The parameters selection we could even do ourselfs - reading out the RDL with XmlDocument.
(some problems with option explicit off, option strict off, option infer with VB-Code will be likely)
Kind of like the current ASP.NET control, just without all the ASP.NET-WebForms stuff.
So I don't think there's even a requirement for a single-line of JavaScript - that will anyway be different from project to project, from company to company, from person to person.
Some like jQuery. Some Like Angular. Some Like Vue. Some Like React. Some like NodeJS with NPM, some like bower, some like TypeScript, some like Babel, some flow, some even use jQuery-UI for the datepicker.
I for example largely hate all those frameworks (especially jquery-ui) with the lifespan of a fruitfly, incompabilities between versions, bloat, non-modularity and a learning-curve of whatever whyever, a community of people who don't know what they are doing (note: I hereby don't want to imply that I always know what I do), and a broken package-manager like npm/bower, that has the unpleasant characteristics of always finding a way to create new joys every time you would have wanted to use them.
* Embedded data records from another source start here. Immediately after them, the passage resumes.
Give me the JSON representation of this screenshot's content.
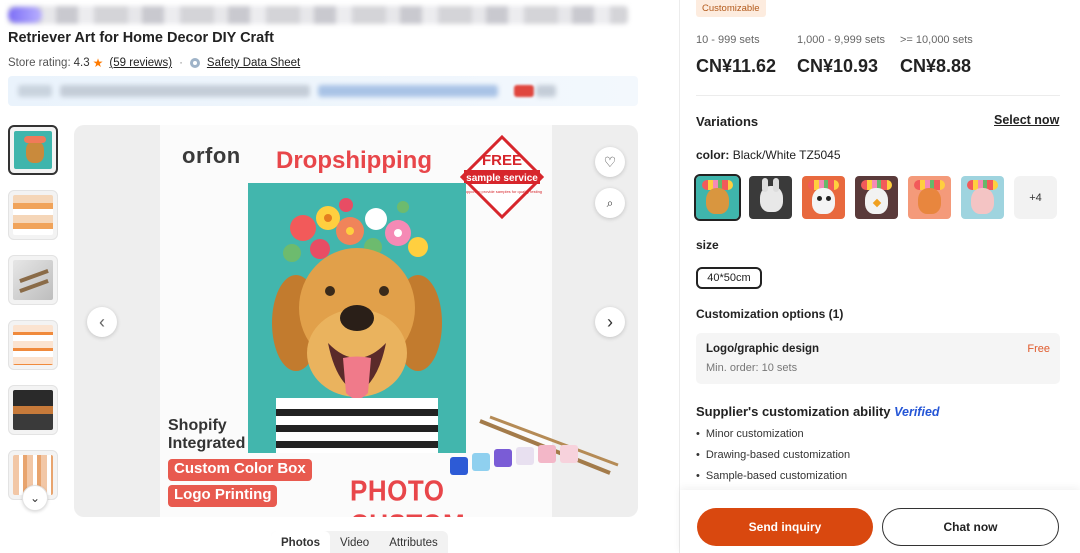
{
  "product": {
    "title": "Retriever Art for Home Decor DIY Craft",
    "store_rating_label": "Store rating:",
    "store_rating_value": "4.3",
    "reviews": "(59 reviews)",
    "safety_data_sheet": "Safety Data Sheet"
  },
  "media": {
    "brand": "orfon",
    "dropshipping": "Dropshipping",
    "free_badge": {
      "top": "FREE",
      "middle": "sample service",
      "bottom": "Support to provide samples for quality testing"
    },
    "shopify_line1": "Shopify",
    "shopify_line2": "Integrated",
    "custom_color_box": "Custom Color Box",
    "logo_printing": "Logo Printing",
    "photo_custom": "PHOTO CUSTOM",
    "tabs": [
      "Photos",
      "Video",
      "Attributes"
    ],
    "active_tab": "Photos"
  },
  "pricing": {
    "customizable_tag": "Customizable",
    "tiers": [
      {
        "range": "10 - 999 sets",
        "price": "CN¥11.62"
      },
      {
        "range": "1,000 - 9,999 sets",
        "price": "CN¥10.93"
      },
      {
        "range": ">= 10,000 sets",
        "price": "CN¥8.88"
      }
    ]
  },
  "variations": {
    "title": "Variations",
    "select_now": "Select now",
    "color_label": "color:",
    "color_value": "Black/White TZ5045",
    "more_colors": "+4",
    "size_label": "size",
    "size_value": "40*50cm"
  },
  "customization": {
    "title": "Customization options (1)",
    "option_name": "Logo/graphic design",
    "option_min_order": "Min. order: 10 sets",
    "option_price": "Free"
  },
  "supplier_ability": {
    "title": "Supplier's customization ability",
    "verified": "Verified",
    "items": [
      "Minor customization",
      "Drawing-based customization",
      "Sample-based customization"
    ]
  },
  "actions": {
    "send_inquiry": "Send inquiry",
    "chat_now": "Chat now"
  }
}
So I just use VanillaJS (with ECMA-modules and async - transpiled with babel or typescript - and who cares about the transpiler.
Now of course many people will disagree - and you have the right to disagree, as there are reasons to disagree. In the end, I don't care what you use - use coffeescript and emacs with jquery-ui and vue if you absolutely want to - just don't force me down that road. I don't need/want jquery/angular/vue/react/bower/npm or any of that bloat and unreliability.
Now, that said, if you want to provide a JavaScript library that anyone can put on their site to select the parameters automatically, like in ReportServer (as opposed to RDLC), and unlike the current reportviewer-control, I'm all for it. Just if you do that, make it independent of the report "control". And use a node-like structure to compose ECMA modules, so that people who want to use node can use it with node/npm, and those who do not don't have to.
As a sidenode, if the REST/JSON-version allowed to fetch the filter data from the service as json, just like the rendered files, we wouldn't even need to read the RDL file, and we would have a very UNcomplicated JS library. The VB-code that is currently allowed in parameters would anyway not allow for doing this on the client-side.
Or on a further thought, it would be even better if the service allowed to fetch each dataset in the report as JSON. I guess we'd need to be able to read the default-values for each parameter, too. Then we could even do unit-testing of the correctness of the SQL data used in the report !
(unit-testing reports is currently rather impossible)
One additional stylesheet for the formatting would then finish the trick (SASS please). And a plugin-system for additional/alternative renderers would round that off. ¨
But at the core, we really only need a multi-platform report-rendering library.
Everything else could already be done today by the community.
I guess that if the sources for the existing controls were available, all or most of the work required could even be done completely by the community - wouldn't even cost microsoft a dime.